Washing the Feet

Meister des Hausbuches. 
Christ Washing the Feet of the Apostles, 1480.
 Gemäldegalerie, Berlin.

When I bathed my husband, I’d lean over the tub and wedge the washcloth between his toes, clamped so tightly one to the other. As I rubbed each foot, sometimes he’d say, “I appreciate you doing this.”

          I wonder why Dick said that at that very moment. What is it about foot washing that evoked his response?

          It begins with the bare foot, which is a sign of humility in many cultures. Touching or washing another person’s feet can be a sign of humility, hospitality, service, or reverence. Hindus show respect for elders by touching their bare feet in a salutation called Charanasparsha (Sanskrit for touching the feet).

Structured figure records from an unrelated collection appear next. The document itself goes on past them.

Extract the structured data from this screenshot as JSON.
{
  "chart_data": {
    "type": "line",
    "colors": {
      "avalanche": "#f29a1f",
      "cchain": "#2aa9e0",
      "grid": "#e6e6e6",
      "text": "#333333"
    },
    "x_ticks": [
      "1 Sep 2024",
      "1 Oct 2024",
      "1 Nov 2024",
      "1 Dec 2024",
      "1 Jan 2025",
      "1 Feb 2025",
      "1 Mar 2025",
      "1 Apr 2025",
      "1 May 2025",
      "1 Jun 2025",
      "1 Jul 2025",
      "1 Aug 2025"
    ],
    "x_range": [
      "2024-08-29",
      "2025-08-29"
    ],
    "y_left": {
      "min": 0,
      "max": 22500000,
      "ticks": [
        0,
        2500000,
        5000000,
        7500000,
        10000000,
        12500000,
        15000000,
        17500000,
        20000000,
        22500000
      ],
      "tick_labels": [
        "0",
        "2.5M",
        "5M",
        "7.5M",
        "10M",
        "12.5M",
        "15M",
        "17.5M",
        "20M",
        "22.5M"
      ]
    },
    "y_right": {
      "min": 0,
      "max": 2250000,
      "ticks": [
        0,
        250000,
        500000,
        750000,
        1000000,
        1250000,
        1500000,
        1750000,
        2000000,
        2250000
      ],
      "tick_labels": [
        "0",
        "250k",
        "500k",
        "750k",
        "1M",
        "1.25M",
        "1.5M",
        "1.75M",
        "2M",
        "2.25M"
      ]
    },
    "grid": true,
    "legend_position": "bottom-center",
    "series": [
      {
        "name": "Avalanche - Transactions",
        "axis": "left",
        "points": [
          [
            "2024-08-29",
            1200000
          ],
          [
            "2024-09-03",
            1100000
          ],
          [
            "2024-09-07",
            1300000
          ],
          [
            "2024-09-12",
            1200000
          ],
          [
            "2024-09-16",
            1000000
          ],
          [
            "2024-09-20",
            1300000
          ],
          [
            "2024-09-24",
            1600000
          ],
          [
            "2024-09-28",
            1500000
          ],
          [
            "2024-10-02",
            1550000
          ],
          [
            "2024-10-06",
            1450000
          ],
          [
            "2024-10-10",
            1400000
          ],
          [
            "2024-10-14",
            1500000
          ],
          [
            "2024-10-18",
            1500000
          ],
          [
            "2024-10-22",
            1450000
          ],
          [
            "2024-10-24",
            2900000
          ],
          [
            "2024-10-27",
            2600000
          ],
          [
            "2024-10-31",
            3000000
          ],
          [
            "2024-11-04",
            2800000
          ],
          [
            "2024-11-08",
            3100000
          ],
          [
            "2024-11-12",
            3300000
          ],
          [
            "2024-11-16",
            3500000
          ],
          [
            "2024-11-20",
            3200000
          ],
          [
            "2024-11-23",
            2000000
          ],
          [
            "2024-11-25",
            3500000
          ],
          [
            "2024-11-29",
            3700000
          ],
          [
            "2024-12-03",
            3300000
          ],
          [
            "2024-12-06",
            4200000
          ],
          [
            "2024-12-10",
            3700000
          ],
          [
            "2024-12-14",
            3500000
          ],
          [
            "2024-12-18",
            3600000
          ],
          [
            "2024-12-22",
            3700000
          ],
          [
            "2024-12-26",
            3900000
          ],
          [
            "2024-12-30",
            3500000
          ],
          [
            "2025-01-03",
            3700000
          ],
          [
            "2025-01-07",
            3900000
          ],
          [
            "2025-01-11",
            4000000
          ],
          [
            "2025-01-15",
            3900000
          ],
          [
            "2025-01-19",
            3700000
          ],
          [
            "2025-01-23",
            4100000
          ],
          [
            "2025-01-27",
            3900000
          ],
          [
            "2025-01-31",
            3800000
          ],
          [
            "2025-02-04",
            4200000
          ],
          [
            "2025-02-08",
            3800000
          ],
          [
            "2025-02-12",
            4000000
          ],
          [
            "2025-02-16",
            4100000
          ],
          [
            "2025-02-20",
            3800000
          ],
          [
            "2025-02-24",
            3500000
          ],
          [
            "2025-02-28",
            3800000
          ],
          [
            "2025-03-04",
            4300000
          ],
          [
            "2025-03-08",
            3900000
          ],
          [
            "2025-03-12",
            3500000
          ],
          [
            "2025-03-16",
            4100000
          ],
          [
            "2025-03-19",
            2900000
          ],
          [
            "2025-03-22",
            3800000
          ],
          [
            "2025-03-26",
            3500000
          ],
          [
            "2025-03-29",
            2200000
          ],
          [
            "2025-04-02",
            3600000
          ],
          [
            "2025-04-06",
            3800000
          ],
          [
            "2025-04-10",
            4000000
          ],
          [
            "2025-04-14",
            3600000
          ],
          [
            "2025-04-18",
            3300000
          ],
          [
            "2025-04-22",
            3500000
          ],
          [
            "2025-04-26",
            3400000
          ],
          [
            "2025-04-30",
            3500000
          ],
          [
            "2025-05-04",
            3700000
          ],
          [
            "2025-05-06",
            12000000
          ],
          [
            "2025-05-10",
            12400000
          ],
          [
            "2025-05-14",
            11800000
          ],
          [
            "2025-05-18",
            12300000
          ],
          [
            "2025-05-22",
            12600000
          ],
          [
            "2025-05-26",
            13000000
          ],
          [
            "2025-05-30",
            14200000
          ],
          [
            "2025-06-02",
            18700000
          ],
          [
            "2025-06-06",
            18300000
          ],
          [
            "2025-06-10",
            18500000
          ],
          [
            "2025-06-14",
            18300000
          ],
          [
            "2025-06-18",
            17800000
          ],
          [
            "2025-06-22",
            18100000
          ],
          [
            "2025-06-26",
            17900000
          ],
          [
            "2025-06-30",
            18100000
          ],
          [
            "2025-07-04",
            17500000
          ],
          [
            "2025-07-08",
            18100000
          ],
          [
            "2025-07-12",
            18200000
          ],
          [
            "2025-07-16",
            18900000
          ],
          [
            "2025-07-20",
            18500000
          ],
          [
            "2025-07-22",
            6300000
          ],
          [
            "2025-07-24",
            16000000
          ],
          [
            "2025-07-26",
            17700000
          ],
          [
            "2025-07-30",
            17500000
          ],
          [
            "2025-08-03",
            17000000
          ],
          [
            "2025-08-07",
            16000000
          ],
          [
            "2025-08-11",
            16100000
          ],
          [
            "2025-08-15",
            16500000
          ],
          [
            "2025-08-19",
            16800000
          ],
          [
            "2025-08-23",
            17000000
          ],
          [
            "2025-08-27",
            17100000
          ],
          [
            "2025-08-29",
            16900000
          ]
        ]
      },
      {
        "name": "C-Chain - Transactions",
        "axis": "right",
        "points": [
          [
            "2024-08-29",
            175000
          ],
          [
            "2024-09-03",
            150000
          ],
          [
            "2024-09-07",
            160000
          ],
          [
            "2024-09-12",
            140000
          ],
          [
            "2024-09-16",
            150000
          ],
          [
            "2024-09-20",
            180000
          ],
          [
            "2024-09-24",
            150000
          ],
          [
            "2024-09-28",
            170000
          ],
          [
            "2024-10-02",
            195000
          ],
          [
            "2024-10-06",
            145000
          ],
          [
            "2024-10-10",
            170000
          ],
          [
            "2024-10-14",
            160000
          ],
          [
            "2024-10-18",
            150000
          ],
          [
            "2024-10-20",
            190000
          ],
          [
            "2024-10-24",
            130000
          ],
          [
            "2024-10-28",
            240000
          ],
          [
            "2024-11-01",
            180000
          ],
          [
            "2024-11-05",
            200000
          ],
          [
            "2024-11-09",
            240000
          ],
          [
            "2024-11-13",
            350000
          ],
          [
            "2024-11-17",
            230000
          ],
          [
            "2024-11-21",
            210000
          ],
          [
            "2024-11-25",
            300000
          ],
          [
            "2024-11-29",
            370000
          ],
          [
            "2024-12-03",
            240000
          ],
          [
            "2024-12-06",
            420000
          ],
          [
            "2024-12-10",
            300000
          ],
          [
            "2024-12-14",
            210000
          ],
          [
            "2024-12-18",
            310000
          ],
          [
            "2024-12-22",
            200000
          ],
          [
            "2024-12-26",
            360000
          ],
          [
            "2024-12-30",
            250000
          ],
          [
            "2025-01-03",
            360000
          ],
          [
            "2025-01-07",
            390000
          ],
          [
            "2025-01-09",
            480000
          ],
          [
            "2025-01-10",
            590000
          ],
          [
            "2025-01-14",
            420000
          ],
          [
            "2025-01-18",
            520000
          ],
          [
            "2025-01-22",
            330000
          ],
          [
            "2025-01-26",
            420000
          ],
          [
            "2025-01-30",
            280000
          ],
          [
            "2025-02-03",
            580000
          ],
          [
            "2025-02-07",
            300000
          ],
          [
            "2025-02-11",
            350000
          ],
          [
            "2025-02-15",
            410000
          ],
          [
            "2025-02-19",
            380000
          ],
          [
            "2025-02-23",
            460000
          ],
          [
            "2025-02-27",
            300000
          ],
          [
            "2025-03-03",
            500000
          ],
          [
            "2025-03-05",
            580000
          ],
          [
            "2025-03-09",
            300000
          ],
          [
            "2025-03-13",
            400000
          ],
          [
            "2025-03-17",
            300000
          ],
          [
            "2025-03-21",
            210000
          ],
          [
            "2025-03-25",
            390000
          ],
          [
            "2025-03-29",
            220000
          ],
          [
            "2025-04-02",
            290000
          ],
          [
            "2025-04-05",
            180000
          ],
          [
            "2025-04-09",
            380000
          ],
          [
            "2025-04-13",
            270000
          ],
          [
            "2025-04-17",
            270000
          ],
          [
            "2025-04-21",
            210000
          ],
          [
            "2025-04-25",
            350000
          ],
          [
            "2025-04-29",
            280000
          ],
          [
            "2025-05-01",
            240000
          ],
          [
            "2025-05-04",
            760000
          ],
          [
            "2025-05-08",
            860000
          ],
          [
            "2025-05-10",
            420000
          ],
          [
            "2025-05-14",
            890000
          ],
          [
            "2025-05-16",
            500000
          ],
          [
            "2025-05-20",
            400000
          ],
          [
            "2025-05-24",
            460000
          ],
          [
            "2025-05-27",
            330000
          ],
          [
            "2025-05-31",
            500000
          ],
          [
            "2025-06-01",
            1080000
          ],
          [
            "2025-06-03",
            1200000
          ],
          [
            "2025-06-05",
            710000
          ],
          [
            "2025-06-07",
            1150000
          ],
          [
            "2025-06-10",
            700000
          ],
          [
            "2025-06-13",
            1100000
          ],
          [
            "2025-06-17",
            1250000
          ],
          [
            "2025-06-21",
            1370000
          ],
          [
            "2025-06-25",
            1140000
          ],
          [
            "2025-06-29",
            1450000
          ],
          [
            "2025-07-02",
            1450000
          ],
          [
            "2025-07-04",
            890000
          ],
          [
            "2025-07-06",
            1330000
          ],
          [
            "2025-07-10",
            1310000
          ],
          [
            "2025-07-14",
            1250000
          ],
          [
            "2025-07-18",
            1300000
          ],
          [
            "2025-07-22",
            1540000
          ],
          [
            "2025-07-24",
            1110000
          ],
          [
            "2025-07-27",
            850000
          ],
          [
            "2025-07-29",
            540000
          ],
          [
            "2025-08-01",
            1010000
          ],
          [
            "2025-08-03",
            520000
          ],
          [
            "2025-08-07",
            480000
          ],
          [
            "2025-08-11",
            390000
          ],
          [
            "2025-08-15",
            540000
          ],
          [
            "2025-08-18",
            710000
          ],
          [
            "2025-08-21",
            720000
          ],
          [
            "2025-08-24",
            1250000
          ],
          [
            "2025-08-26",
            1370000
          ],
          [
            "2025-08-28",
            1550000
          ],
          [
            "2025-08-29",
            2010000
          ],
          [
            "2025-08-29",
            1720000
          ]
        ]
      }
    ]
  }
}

          Many Christian denominations observe foot washing rites, called Maundy. They are following the example of Jesus, as recounted in the Gospel of John. Jesus offers to wash the feet of his apostles as a sign of servanthood and solidarity.

I watched in wonder as Dick’s trusted physician, Dr. Goodall, spread a white towel under my husband’s feet, knelt before him, and proceeded to clip Dick’s toenails. This gesture transformed a routine examination. The grey clinic room suddenly seemed a sacred space. As in des Hausbuches’ painting, the respected central figure bowed down, not as a supplicant, but as one conferring a loving gift.